Labour’s pledge to introduce an immediate emergency price cap on energy bills can only be a temporary measure, but it contrasts with the Tories’ utter paralysis on the issue.
Theresa May fished for votes in the general election by baiting her hook with an energy price cap for 17 million families whom many of her own backbenchers now describe as “preyed on” by the Big Six suppliers.
These 17 million families were effectively offered a £100 inducement to vote Tory and enough signed up to keep May in a job.
Having scraped back into office with a reduced majority and been forced into a humiliating formal arrangement with the Democratic Unionist Party, the wobbling Prime Minister has since buried the energy price cap without trace.
Whether front-bench ideologues have persuaded her that the Tory Party has no business interfering in the workings of a so-called free market or she has simply developed a variant of the Huey “Tell ’em I lied” Long explanation of broken election promises is open to debate.

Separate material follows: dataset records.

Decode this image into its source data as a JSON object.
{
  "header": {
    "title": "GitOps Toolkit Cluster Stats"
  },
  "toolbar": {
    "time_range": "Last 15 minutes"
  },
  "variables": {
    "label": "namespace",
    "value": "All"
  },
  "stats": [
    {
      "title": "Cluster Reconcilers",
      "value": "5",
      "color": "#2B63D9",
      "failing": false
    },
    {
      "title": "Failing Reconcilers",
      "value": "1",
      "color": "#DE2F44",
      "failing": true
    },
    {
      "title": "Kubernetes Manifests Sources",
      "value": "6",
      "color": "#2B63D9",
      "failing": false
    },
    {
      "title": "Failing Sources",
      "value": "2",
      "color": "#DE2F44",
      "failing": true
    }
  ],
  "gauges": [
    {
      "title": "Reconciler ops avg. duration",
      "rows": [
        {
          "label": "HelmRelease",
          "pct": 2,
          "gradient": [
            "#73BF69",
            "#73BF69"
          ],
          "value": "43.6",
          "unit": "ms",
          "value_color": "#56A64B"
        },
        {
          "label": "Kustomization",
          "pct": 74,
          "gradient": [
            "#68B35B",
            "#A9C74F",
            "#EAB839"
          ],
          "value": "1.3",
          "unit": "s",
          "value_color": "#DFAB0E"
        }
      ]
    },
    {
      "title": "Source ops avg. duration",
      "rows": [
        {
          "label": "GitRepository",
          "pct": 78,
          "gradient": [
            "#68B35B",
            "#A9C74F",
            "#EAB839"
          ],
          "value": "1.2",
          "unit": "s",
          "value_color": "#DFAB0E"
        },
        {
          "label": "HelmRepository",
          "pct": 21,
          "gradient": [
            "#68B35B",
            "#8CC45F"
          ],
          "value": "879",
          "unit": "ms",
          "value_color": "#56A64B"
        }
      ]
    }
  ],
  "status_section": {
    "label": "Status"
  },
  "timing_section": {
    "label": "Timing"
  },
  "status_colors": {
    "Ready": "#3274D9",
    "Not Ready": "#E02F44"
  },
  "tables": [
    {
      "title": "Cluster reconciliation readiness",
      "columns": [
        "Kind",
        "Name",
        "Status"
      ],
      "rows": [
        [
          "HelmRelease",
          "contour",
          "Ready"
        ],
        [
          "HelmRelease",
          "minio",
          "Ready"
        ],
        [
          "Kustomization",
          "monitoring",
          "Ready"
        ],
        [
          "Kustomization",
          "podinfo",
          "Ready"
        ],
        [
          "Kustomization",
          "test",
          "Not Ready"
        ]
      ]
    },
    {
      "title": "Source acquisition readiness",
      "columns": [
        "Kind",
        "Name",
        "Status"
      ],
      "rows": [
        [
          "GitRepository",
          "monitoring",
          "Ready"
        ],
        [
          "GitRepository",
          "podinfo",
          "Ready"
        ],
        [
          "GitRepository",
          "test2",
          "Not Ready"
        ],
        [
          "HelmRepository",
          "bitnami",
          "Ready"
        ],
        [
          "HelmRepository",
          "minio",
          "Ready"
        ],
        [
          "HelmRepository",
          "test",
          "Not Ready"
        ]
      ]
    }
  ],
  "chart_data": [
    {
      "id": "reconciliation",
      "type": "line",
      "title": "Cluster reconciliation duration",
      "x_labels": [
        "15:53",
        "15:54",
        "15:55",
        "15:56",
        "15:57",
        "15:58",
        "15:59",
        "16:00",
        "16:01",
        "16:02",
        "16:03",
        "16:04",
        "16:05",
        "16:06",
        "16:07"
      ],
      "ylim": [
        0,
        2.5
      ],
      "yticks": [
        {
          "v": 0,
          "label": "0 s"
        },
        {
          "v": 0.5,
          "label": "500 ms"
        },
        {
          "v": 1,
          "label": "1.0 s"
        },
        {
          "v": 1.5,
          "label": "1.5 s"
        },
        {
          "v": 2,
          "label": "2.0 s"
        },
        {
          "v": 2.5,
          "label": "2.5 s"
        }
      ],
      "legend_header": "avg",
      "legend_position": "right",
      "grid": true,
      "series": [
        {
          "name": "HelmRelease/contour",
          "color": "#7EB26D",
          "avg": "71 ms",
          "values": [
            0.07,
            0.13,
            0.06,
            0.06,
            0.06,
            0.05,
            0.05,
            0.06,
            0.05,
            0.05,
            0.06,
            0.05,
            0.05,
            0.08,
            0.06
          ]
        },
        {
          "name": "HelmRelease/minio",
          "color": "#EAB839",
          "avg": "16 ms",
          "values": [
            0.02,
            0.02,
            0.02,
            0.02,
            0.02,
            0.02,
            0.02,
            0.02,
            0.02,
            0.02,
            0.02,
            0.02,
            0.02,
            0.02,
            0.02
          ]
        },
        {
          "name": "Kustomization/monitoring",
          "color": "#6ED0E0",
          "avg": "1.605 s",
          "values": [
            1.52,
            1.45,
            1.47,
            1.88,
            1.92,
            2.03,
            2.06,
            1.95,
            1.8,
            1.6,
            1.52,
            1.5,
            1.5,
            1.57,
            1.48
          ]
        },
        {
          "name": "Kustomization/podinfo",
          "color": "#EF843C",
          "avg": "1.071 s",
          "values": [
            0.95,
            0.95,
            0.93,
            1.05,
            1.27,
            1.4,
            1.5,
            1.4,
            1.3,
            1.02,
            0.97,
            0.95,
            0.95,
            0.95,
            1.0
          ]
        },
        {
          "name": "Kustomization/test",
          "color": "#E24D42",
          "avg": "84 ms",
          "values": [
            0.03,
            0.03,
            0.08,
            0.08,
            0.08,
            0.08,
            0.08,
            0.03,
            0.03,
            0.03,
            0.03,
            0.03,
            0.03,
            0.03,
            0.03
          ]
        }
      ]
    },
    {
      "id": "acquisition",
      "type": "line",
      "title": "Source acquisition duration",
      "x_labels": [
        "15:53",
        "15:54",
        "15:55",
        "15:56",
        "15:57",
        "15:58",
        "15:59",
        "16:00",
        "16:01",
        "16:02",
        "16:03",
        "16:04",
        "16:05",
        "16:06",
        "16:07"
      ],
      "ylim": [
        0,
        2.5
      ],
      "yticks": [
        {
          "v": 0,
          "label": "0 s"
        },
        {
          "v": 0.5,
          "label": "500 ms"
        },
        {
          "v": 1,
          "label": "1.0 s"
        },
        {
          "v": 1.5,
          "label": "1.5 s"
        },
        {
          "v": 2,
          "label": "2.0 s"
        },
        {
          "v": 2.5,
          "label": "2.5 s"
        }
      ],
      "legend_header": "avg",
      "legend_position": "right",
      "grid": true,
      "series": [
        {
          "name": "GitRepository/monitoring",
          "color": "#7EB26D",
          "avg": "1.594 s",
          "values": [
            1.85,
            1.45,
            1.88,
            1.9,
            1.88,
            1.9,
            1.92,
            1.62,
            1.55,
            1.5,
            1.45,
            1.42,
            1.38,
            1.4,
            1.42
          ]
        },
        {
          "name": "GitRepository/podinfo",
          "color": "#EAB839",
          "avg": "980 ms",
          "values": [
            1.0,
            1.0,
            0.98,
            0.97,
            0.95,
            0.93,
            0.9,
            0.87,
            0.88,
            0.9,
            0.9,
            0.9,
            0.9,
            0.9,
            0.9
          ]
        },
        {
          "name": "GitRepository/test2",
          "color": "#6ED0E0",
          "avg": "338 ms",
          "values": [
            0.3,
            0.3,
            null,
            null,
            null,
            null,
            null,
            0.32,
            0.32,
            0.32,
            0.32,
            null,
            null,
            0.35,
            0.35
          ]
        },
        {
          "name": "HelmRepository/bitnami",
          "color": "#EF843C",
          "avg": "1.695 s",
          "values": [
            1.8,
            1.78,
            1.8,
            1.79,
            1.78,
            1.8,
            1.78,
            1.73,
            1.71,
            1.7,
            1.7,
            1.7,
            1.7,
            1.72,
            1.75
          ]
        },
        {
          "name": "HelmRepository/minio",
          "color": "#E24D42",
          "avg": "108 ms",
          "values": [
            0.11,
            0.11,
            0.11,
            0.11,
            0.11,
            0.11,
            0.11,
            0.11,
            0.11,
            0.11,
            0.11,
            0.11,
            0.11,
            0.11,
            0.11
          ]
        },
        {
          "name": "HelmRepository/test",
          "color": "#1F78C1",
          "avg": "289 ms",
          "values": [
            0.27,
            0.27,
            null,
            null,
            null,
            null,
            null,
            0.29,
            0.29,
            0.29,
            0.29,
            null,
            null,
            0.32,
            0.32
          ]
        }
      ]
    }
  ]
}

But what is beyond discussion is that decades of privatised gas and electricity services have proved a goldmine for the privateers’ shareholders and a nightmare for consumers.
Thirteen years of New Labour government were barely distinguishable from experiences under the Tories, with or without their loyal Liberal Democrat acolytes.
So when Ed Miliband broke the consensus over leaving energy prices to the Big Six cartel overseen by a blind, weak and gummy Ofgem watchdog, suggesting an energy price freeze, he was denounced as a “Marxist” by then PM David Cameron and various City types.
He wasn’t and neither is an energy price freeze, but it would be a marked improvement on the current situation.
The cartel members can be expected to raise tariffs in quick succession when global wholesale prices go up.
They can equally be relied on to take their time before implementing wholesale reductions and even then by far less than the whole amount.
Ministers, watchdog and an entire growth industry of “shop around” advisers all chime in to point out that consumers have the remedy in their own hands and can switch supplier to access new payment plans to save money.
What they cannot envisage is a system that provides a safe, reliable and reasonably priced supply of gas and electricity without having billions of pounds siphoned off from consumers’ bills every year to enable parasitic shareholders and directors to live without effort.
Even growing numbers of Tory MPs can see that permitting private companies to engage in fictitious yet very profitable competition in natural monopolies is unsustainable and guaranteed to get up consumers’ noses.
Energy policy is a government Achilles’ Heel that can provide a focus for Labour’s attacks on the Tories’ economic approach designed to reward the few at the expense of the many.
Rebecca Long-Bailey, Labour’s impressive shadow business secretary, insists that her party is prepared to take on the Big Six cartel and will impose a “hard” price cap on energy bills.
So far so good, but leaving the industry in private hands would leave consumers permanently in the profiteers’ grip.
One of the benefits of Britain leaving the European Union is that a Labour government could set up a public energy company or a number of public/co-operatively owned not-for-profit bodies to undermine the Big Six by offering services at the lowest prices without having to buy out the existing cartel.